Rational design of porous Sn nanospheres/N-doped carbon nanofibers as an ultra-stable potassium-ion battery anode material

Potassium-ion batteries (PIBs) are considered as a promising candidate for large-scale energy storage applications due to the abundant potassium resources. In this work, a hybrid of porous Sn nanospheres incorporated in N-doped carbon nanofiber frameworks (Sn/N-CNFs) was fabricated via electrospinning and a subsequent carbonization process. As a PIB anode, Sn/N-CNFs exhibit superior cycling stability (198.0 mA h g −1 at 1 A g −1 after 3000 cycles, and the corresponding capacity retention rate is as high as 88.4%), outperforming other Sn-based materials.

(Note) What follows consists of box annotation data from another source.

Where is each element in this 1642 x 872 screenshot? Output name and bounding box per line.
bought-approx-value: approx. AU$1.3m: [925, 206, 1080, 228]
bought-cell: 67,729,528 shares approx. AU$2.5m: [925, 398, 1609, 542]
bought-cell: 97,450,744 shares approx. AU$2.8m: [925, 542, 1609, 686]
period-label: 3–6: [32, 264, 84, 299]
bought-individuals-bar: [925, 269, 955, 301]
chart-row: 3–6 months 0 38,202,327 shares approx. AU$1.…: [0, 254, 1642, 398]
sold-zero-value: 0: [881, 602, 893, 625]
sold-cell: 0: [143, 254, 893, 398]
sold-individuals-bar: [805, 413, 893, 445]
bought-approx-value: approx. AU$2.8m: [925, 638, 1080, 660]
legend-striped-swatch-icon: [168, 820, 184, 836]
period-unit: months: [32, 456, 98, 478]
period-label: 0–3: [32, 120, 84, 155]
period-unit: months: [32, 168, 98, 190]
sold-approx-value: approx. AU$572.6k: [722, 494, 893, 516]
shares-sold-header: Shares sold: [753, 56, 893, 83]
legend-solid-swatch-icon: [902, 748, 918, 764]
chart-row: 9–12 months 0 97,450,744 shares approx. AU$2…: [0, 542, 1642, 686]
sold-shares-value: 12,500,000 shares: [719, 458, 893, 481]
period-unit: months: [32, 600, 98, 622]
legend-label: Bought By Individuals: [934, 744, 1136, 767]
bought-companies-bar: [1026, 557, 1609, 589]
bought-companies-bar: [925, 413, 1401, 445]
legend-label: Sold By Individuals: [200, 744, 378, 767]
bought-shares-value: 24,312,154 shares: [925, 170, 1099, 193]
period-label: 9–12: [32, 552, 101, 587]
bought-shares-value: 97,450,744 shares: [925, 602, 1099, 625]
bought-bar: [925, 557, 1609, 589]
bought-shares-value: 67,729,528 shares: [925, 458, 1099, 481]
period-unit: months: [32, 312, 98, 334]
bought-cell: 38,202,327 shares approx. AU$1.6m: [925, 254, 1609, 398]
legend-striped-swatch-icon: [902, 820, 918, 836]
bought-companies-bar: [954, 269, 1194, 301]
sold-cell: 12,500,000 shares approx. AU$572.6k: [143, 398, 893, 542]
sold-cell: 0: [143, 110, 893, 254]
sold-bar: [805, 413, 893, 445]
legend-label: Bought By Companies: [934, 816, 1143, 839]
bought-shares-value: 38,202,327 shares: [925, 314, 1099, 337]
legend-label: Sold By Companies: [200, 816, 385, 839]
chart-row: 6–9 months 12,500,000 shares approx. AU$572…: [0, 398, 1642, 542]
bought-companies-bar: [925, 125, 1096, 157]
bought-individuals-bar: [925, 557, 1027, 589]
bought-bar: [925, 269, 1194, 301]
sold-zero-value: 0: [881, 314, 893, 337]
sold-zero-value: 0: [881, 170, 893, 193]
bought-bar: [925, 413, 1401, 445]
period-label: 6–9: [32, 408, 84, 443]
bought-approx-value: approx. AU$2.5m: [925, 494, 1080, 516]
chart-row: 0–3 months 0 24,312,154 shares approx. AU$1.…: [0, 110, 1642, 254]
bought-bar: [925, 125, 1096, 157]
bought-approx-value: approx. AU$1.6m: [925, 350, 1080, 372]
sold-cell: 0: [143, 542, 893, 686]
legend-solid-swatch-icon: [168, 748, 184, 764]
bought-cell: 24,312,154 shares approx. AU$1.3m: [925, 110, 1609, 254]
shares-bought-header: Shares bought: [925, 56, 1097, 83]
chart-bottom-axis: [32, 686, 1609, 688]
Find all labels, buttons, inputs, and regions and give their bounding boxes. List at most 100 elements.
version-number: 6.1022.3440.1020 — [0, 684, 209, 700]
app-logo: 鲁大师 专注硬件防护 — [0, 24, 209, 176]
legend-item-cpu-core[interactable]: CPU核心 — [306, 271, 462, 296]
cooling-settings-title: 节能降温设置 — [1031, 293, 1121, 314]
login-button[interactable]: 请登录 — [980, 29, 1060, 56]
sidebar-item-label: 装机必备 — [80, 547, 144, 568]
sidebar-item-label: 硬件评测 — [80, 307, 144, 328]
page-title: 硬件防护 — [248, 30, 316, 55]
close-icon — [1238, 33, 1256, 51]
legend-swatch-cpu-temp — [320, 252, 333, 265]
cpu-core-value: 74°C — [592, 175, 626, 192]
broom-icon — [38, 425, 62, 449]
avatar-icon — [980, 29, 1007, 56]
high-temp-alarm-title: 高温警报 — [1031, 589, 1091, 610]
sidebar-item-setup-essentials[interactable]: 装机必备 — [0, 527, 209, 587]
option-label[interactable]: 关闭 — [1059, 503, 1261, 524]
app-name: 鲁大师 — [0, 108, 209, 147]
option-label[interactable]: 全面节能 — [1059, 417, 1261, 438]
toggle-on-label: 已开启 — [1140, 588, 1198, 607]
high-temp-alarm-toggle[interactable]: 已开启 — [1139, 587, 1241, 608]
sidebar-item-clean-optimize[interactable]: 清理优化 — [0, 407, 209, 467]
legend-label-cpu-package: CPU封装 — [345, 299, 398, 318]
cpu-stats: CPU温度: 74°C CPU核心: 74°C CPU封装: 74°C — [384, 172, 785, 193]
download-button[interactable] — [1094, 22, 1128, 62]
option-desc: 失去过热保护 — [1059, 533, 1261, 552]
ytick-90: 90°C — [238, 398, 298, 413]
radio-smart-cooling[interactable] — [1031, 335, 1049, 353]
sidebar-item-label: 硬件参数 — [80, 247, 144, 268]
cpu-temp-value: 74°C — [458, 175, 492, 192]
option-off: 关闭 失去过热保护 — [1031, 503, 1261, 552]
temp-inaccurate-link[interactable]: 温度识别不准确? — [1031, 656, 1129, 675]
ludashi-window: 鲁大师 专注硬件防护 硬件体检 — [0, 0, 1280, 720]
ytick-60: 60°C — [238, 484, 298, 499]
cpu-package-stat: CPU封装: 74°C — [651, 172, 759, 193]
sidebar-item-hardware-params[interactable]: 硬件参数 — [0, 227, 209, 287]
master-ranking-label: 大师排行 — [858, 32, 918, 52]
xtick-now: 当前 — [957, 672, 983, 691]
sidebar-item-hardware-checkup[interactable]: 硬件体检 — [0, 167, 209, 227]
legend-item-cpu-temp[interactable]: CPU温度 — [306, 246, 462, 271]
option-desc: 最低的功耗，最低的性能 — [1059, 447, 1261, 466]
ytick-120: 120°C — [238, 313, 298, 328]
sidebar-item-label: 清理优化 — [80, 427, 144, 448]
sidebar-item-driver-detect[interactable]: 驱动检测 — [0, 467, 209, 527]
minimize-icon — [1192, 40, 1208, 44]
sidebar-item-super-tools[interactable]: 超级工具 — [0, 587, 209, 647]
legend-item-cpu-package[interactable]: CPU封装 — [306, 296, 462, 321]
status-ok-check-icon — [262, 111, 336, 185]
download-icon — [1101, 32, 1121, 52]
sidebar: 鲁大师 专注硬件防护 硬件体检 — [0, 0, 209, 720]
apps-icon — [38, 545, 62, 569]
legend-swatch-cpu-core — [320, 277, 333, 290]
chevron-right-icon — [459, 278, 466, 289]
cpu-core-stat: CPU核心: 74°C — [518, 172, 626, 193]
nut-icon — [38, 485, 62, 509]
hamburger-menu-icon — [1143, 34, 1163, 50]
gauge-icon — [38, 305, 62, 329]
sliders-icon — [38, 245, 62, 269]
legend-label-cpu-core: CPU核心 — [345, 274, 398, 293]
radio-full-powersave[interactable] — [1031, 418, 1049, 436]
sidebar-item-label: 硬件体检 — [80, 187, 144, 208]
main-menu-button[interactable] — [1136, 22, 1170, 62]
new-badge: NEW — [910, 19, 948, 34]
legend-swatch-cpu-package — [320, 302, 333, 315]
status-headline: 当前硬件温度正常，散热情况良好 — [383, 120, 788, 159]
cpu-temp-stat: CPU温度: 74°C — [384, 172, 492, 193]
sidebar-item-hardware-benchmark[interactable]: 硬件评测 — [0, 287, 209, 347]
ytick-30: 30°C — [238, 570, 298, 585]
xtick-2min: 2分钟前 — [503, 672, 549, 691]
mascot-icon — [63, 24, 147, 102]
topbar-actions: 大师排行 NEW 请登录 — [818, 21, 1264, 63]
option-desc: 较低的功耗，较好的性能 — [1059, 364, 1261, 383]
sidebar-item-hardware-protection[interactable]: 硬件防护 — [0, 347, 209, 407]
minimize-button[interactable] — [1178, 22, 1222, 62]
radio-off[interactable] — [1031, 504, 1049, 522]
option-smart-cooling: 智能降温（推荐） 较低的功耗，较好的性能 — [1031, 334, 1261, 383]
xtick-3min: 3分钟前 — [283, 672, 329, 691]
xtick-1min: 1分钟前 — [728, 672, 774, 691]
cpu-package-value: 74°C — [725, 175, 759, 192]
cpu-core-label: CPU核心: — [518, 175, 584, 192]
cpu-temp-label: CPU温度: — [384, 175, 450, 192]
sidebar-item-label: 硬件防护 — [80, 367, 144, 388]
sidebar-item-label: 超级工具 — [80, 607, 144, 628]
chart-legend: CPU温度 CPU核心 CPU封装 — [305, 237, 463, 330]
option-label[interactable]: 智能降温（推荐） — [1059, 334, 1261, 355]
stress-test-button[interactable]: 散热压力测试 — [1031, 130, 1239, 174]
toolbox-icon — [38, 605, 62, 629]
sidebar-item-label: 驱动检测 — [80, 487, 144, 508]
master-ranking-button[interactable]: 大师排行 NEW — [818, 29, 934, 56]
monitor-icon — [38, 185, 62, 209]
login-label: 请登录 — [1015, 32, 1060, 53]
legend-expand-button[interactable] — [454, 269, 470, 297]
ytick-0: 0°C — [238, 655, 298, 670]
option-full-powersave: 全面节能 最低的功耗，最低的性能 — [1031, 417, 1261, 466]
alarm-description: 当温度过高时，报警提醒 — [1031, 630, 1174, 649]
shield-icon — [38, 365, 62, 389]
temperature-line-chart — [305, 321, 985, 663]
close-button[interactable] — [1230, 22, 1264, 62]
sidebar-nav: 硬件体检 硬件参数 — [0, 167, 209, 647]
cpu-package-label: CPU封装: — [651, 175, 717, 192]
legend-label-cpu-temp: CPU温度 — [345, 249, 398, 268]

Such an excellent performance is ascribed to the synergistic effects of porous Sn nanospheres composed of ultra-small nanoparticles as well as to the unique and interconnected network of N-CNFs, which provide sufficient space for the volume expansion/contraction of Sn, supply efficient electrolyte diffusion paths, offer short K + diffusion distance, suppress the agglomeration of Sn nanoparticles, enhance the electronic conductivity, and thus facilitate the electron/ion transport. A hybrid of porous Sn nanospheres encapsulated in N-doped carbon nanofiber frameworks (Sn/N-CNFs) was constructed, and the as-fabricated Sn/N-CNFs exhibited a super-long cycle life, outperforming other Sn-based materials.